En 2016, le Bordelais se fait remarquer avec The Freak, un premier album nourri aux nineties, qui réunit des morceaux écrits et enregistrés sur une année. Deux ans plus tard, après avoir livré une poignée d’ep, il compose et publie sur le vif un deuxième long format, The Hood, pour mieux immortaliser un moment précis de sa frénésie créatrice. Si ces disques sont considérés comme des albums à part entière, leur création est loin d’être une démarche réfléchie pour leur auteur.
Depuis trois ans, Thoineau sélectionne donc minutieusement des échantillons d’accords, de riffs et d’effets sonores précieux qui seraient favorables à l’élaboration d’un projet de grande ampleur.
“Tout est tiré de morceaux que je jouais chez moi à la guitare acoustique. Je me suis forcé à ne pas enregistrer de démo, à seulement garder une image de chaque chanson avec leurs arrangements en tête jusqu’à arriver en studio, explique-t-il. Freakenstein, c’est l’idée de bouts qui s’entremêlent, de titres variés et travaillés, auxquels on aurait ajouté une intro et une outro pour avoir cette forme d’album véritable.”
Sensibilité écorchée
À l’instar de la créature de Frankenstein, le disque résulte d’un assemblage de morceaux hybrides.

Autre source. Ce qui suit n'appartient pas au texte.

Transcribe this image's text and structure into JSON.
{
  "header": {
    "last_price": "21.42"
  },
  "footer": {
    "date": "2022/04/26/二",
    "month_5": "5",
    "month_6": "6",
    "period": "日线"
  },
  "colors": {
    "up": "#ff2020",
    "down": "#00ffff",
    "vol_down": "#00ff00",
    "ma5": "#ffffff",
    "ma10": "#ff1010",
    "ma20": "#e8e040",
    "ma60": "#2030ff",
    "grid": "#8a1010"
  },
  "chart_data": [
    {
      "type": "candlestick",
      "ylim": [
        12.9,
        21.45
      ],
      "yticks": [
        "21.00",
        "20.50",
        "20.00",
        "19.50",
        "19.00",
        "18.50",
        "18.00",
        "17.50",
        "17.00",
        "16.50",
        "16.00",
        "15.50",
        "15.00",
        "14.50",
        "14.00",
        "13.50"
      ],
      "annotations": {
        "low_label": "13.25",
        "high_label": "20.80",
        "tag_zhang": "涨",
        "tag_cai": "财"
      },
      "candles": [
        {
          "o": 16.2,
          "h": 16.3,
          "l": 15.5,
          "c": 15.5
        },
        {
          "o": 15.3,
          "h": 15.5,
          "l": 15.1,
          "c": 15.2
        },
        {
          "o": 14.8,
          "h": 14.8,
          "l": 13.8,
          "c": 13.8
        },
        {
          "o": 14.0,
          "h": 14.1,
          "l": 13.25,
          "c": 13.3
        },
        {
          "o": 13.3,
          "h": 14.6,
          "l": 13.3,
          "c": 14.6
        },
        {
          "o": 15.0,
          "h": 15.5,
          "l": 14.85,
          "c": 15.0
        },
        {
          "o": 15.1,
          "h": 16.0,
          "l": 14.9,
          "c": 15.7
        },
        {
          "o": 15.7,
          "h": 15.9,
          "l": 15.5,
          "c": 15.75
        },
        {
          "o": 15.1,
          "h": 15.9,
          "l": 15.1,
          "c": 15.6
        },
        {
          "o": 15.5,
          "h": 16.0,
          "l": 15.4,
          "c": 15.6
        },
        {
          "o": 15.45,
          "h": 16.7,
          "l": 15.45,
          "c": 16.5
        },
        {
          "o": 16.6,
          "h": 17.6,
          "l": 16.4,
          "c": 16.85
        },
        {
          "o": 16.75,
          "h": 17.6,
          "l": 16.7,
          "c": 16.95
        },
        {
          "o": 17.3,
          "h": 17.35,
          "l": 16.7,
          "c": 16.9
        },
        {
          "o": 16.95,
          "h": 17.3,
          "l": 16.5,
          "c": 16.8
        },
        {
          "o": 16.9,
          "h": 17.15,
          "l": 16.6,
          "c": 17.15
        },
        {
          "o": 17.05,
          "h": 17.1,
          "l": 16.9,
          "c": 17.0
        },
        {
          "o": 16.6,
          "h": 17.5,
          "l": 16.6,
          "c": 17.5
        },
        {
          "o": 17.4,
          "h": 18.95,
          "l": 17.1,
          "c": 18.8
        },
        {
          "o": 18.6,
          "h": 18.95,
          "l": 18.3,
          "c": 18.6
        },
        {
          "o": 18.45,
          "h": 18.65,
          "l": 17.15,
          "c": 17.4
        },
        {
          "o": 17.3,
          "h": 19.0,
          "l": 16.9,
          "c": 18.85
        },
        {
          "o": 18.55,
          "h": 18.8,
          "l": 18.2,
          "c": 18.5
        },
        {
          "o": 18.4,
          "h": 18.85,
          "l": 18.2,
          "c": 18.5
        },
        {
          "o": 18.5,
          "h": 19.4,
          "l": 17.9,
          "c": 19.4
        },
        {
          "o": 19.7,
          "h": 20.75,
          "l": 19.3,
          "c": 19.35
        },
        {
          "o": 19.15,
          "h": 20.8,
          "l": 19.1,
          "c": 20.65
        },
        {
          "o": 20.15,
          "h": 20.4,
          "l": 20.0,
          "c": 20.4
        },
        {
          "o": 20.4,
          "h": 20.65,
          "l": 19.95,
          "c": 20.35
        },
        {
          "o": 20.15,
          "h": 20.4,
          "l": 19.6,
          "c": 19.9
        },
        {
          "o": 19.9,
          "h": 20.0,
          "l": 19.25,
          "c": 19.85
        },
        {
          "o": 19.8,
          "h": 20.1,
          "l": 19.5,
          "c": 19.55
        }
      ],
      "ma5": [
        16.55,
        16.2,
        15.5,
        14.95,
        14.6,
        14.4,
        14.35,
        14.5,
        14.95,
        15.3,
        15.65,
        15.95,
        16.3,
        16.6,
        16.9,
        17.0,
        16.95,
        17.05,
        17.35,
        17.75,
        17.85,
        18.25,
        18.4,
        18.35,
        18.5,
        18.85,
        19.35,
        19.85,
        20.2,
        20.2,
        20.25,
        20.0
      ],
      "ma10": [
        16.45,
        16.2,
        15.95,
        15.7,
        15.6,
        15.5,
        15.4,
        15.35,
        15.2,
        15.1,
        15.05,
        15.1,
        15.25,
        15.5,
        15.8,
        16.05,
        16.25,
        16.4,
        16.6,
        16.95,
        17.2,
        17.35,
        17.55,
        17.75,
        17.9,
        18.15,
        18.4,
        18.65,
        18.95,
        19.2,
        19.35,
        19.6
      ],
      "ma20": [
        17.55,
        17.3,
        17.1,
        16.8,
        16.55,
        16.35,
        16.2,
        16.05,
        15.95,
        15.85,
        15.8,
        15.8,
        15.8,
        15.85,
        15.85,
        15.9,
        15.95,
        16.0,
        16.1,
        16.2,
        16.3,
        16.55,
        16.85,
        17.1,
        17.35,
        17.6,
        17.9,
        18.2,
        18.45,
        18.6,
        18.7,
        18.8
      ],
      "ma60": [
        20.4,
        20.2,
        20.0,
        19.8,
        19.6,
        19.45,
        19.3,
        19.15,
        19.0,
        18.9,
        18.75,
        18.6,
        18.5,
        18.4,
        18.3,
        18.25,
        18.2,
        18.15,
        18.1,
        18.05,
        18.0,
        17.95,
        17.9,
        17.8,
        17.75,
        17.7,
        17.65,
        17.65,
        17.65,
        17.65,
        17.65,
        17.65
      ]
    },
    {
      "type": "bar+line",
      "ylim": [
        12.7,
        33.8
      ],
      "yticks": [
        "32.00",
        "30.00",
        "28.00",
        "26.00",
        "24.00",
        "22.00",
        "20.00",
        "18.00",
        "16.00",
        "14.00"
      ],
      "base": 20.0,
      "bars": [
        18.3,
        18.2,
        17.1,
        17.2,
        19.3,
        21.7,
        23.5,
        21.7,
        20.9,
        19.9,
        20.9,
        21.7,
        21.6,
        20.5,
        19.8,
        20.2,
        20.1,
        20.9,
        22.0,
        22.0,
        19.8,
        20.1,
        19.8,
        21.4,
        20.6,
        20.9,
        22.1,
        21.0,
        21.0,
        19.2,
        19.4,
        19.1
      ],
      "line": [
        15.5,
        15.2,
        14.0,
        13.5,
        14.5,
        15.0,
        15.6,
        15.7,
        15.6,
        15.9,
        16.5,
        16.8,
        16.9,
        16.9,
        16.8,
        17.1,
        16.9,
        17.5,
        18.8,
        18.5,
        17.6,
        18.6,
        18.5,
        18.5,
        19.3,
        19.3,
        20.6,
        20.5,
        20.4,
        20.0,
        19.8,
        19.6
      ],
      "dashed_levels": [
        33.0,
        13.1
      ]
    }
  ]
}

Pas moins de quatre cerveaux ont été réquisitionnés pour parfaire le mixage final, ce qui amplifie variété sonique du monstre. Fidèle à ses influences des années 1990, le vingtenaire réalise une synthèse jouissive en alternant grunge, noise, shoegaze, psyché et pop folk. Il se joue des sons, des rythmes et de leur rupture, s’offre même quelques expérimentations aux côtés de son frère Sylvain aka Siz, sur les premiers et derniers titres instrumentaux qui cadrent le disque.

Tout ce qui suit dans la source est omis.